Vi ontem uma declaração muito bonita, da Aleida Guevara (foto), filha mais velha do segundo casamento do nosso Che. Esses cubanos... não tem jeito, como me disse um que conheci na minha última viagem à Ilha (seu nome é Júlio): “Eles (o governo dos EUA) não querem deixar, mas nós somos teimosos, somos felizes”. Li no jornal argentino Página/12. A Aleida disse:


“O problema é que se durante toda a vida ensinam (às mulheres) que se casam com um rico melhoram sua vida, a que aspiram? A casar-se com o rico. Temos que aprender que essa não é a solução, que a solução não é que eu melhore, é que melhoremos todos”.


Mas parece que perdi o fio da meada. Voltando para a política propriamente dita e para as mentiras da nossa imprensona, me parece que o nosso Lula, com sua grande sabedoria, descobriu uma solução mágica, pelo menos do ponto de vista individual. Li no blog Vi o Mundo (de Luiz Carlos Azenha e Conceição Lemes).

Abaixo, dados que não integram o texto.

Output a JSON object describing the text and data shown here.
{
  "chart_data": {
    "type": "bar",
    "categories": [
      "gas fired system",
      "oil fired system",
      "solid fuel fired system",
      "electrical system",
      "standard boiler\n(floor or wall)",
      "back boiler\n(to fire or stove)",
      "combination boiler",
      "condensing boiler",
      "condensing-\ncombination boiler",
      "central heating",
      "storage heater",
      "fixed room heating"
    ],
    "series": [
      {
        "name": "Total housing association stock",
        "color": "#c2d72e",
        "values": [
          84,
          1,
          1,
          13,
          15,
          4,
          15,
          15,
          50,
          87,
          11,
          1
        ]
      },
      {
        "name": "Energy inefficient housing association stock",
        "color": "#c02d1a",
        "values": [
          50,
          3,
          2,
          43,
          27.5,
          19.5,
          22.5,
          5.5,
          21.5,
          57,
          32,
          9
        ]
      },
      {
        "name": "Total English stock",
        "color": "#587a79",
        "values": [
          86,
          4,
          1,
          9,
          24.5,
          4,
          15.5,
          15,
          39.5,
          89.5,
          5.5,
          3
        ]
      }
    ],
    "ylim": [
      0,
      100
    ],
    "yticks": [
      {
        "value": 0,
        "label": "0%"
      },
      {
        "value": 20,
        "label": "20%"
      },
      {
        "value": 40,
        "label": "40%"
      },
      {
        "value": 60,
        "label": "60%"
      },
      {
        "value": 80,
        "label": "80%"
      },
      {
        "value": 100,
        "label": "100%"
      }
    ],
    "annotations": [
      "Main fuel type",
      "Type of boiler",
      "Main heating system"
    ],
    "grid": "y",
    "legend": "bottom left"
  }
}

Conta Lula: “Um dia, eu cheguei em casa e disse: ‘Marisa, a partir de hoje, se a gente quiser governar este país, a gente não vai ver televisão, a gente não vai ver revista, a gente não vai ler jornal’. Eu passei a ter meia hora de conversa por dia com a assessoria de imprensa, para ver qual era o noticiário, mas eu não aceitava levantar de manhã, ligar a televisão e já ficar contaminado. Então eu acho que isso foi um dado muito importante”.


Genial, né? Mas o diabo é que isso pode funcionar para ele, individualmente, uma pessoa extraordinária como ele. Sem esquecer que enquanto ele fazia tal diagnóstico e adotava tal medicamento, seu governo estava ajudando a financiar essa mesma imprensa que “contamina” (para usar seu verbo) dia e noite a cabeça e o coração dos brasileiros. Sem regulação (como existe nos países festejados aqui como democráticos e civilizados e que faculte a verdadeira liberdade de expressão) e explorando concessões de serviço público. Pode ser, “seo” Lula?


Bom, andei muito, vou parar, mas voltarei. Este é o capítulo 2 das reflexões quiçá pretensiosas dum blogueiro. Até mais.